I opened Audrey’s laptop to hunt for my father again, but I typed Diego’s name into the search box instead. Less information existed about him than about my father. Then I remembered that his sister had called him Valentín. That search returned few results, but I found an article dated three years earlier about the trial of a Brighton, Colorado, boy arrested for as
sault. The details were vague, and the majority of the article was hidden behind a paywall.
“Sorry.” Audrey shut the door behind her and flopped onto the floor. “Dad’s been harassing the neighbors again.”
I showed Audrey the article. “What do you think it means?”
Audrey took a minute to read it. “I don’t know. It might not even be about him.”

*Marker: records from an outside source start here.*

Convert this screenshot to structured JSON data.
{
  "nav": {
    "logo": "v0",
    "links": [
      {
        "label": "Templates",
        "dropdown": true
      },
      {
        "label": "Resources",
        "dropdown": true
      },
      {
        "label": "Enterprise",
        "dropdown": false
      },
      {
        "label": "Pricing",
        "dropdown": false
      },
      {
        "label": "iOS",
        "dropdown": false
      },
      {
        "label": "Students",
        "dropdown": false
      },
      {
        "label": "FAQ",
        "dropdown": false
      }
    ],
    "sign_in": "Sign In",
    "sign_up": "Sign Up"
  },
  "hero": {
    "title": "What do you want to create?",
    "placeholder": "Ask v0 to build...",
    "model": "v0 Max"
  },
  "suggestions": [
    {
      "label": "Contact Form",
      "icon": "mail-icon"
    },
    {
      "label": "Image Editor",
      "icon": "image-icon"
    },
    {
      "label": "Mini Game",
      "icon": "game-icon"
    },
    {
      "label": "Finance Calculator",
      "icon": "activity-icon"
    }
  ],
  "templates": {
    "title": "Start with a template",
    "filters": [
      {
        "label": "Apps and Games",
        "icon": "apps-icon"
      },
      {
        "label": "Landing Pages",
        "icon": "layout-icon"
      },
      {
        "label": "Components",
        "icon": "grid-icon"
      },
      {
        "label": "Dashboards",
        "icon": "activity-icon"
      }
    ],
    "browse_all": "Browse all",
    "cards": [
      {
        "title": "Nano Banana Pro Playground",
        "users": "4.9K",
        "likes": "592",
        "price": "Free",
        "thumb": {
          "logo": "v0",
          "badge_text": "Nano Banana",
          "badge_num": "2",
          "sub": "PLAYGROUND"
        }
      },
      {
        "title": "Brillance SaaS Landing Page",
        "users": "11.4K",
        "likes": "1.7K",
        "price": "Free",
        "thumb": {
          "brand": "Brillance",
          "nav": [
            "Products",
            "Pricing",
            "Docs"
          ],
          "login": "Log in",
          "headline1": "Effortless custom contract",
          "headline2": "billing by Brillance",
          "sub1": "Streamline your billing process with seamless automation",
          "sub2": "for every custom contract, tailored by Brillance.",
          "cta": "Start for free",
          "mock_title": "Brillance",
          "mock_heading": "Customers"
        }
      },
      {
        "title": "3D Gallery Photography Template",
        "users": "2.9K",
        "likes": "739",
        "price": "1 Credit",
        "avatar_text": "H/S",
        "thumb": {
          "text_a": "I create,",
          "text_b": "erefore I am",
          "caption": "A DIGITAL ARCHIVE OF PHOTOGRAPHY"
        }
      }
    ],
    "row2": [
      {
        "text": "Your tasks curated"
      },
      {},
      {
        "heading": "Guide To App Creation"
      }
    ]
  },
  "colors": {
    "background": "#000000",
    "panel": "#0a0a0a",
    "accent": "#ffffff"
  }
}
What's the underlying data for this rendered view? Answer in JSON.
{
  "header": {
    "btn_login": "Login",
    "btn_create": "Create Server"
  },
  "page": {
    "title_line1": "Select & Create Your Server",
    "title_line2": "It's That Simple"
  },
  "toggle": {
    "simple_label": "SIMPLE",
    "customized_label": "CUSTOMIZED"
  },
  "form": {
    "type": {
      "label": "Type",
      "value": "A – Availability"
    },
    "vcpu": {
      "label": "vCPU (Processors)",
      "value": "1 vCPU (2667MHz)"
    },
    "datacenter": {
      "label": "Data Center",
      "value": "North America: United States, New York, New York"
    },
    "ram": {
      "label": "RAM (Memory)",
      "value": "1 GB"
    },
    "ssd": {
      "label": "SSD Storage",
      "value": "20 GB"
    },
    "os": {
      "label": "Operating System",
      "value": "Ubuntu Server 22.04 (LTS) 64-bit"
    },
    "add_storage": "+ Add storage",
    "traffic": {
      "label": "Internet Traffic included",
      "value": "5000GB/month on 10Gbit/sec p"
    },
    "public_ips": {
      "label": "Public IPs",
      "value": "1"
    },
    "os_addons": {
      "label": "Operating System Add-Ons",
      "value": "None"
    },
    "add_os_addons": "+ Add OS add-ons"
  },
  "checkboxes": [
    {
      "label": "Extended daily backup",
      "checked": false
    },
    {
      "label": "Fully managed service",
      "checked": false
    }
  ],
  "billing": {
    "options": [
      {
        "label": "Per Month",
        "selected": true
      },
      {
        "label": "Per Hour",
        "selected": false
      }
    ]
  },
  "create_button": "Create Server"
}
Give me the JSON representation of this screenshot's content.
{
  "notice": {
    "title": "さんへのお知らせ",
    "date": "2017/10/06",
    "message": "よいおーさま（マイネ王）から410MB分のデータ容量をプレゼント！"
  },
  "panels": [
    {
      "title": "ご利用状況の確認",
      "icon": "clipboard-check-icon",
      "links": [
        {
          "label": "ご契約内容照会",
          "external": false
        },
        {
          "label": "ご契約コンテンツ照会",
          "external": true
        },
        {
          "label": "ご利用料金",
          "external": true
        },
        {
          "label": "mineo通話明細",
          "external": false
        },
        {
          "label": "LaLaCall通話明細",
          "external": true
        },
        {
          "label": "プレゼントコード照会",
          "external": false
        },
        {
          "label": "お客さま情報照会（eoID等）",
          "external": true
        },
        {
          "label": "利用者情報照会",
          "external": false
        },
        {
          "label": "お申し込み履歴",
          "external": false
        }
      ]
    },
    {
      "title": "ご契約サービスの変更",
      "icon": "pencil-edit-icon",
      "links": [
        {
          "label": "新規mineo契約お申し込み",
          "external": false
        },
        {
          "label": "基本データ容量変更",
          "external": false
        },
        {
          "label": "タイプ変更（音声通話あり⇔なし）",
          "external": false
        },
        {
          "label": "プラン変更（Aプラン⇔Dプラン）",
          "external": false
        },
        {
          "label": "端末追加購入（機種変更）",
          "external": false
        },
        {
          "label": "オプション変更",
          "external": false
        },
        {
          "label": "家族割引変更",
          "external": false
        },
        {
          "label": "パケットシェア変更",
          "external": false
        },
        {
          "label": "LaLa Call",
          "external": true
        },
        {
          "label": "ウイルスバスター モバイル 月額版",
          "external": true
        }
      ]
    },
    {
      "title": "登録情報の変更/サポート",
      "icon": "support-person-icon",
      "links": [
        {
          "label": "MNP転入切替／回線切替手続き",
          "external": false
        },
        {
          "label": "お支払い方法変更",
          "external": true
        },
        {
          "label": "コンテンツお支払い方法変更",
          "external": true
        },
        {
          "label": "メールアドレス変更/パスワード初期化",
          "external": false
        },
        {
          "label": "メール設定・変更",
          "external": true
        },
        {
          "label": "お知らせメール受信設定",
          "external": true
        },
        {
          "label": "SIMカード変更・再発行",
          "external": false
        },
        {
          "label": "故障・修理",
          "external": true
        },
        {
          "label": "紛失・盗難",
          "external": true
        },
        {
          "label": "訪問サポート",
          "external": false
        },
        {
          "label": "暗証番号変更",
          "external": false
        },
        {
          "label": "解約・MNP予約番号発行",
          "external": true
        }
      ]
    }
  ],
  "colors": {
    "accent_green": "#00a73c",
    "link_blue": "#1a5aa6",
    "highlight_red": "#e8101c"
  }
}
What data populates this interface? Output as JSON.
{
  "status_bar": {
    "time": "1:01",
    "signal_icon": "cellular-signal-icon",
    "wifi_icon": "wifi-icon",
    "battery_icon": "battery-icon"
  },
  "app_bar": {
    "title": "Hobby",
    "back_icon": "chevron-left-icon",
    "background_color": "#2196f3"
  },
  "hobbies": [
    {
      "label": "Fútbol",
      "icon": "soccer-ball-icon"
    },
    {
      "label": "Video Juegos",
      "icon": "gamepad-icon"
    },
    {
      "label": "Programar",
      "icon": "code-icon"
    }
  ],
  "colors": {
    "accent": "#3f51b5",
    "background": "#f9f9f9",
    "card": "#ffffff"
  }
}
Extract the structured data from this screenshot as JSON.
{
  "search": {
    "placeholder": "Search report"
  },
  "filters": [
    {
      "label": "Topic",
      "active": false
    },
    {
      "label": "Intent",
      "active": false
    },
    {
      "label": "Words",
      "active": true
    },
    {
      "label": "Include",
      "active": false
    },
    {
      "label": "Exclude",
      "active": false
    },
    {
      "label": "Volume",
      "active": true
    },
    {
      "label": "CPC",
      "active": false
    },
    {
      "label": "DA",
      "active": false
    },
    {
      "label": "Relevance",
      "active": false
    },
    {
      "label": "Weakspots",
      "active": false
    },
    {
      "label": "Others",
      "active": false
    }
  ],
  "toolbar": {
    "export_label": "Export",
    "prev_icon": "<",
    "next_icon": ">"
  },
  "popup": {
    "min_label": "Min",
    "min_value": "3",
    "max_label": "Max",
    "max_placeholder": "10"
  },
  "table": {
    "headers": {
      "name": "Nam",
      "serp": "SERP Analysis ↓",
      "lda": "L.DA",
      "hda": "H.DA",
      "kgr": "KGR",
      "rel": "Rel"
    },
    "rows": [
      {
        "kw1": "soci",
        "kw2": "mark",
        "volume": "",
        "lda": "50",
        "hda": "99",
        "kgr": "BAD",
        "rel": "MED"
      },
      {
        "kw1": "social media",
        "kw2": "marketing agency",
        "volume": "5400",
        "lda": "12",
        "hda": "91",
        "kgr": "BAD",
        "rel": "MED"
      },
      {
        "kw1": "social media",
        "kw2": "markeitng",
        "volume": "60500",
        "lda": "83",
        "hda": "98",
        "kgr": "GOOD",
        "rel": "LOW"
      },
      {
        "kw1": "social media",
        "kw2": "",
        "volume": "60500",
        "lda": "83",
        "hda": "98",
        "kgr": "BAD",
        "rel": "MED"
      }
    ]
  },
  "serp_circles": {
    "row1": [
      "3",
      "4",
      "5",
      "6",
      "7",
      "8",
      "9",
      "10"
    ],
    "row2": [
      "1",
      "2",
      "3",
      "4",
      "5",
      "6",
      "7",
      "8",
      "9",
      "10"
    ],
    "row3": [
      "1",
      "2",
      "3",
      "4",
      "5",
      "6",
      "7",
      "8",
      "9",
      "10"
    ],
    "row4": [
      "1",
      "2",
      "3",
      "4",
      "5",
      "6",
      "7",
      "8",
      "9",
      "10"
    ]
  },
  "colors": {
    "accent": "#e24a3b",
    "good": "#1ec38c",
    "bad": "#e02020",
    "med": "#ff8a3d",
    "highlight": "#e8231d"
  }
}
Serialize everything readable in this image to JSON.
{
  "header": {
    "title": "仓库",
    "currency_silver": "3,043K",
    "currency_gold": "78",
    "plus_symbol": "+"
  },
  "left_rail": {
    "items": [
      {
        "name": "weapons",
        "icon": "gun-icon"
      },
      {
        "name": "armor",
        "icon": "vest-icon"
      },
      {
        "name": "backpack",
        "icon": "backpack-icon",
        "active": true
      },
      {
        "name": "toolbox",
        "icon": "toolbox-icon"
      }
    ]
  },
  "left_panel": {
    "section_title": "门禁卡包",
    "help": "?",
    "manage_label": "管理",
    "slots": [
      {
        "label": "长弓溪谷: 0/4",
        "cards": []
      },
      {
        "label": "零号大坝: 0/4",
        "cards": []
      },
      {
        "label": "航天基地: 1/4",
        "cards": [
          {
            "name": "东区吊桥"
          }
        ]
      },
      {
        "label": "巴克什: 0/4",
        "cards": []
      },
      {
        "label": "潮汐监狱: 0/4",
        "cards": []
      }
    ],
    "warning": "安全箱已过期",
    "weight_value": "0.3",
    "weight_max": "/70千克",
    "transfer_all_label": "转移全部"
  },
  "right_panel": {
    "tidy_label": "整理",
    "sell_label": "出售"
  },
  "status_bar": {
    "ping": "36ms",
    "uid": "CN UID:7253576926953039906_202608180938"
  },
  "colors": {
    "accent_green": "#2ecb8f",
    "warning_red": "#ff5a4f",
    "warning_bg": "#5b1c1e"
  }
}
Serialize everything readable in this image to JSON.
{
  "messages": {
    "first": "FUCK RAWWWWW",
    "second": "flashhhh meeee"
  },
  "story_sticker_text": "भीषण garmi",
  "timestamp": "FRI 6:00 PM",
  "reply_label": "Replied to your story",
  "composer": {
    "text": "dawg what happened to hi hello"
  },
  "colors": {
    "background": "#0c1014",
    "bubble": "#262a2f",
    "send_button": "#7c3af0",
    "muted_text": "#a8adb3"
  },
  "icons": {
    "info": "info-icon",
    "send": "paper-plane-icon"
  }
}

“How many Valentín Vegas do you think live in Colorado?”
“Good point.”
“Maybe this is why he moved to Calypso.”
“Have you asked him?”
I nodded. “He won’t talk about it.”
Audrey took the laptop from me and shut it. “I’m sure he has his reasons. You’re making this into something it’s not.”
“That’s what I used to tell myself about Jesse.”
“Diego’s not Jesse.”
“Nobody is.”
18 December 2015
An object must travel at approximately 11.2 kilometers per second to break free of Earth’s gravity. This is known as escape velocity. Escaping the pull of a town like Calypso requires much higher velocity but is easier with money and a car.
The days between Thanksgiving and Christmas break passed in a blur of exams, aliens, Diego, and Audrey. I haven’t been abducted since the barbecue, but I’ve been thinking about the sluggers more than I care to admit. I want to believe the sluggers told me about the end of the world and gave me the choice to prevent it for some purpose other than because they simply want to see what I’ll do. That they chose me for a reason and not at random. But if that’s true, then it would mean they’d considered what would happen if I do decide to press the button. It would mean the sluggers had thought about my future beyond January 29, 2016, which is something I’ve been afraid to do.
If the world is irreparably fucked, it doesn’t make sense for the sluggers to give us a second chance. If my life is meaningless, it makes no sense for the sluggers to spare it.
Unless that’s part of the experiment. They want to see if I’m willing to endure a lifetime of misery simply to keep breathing.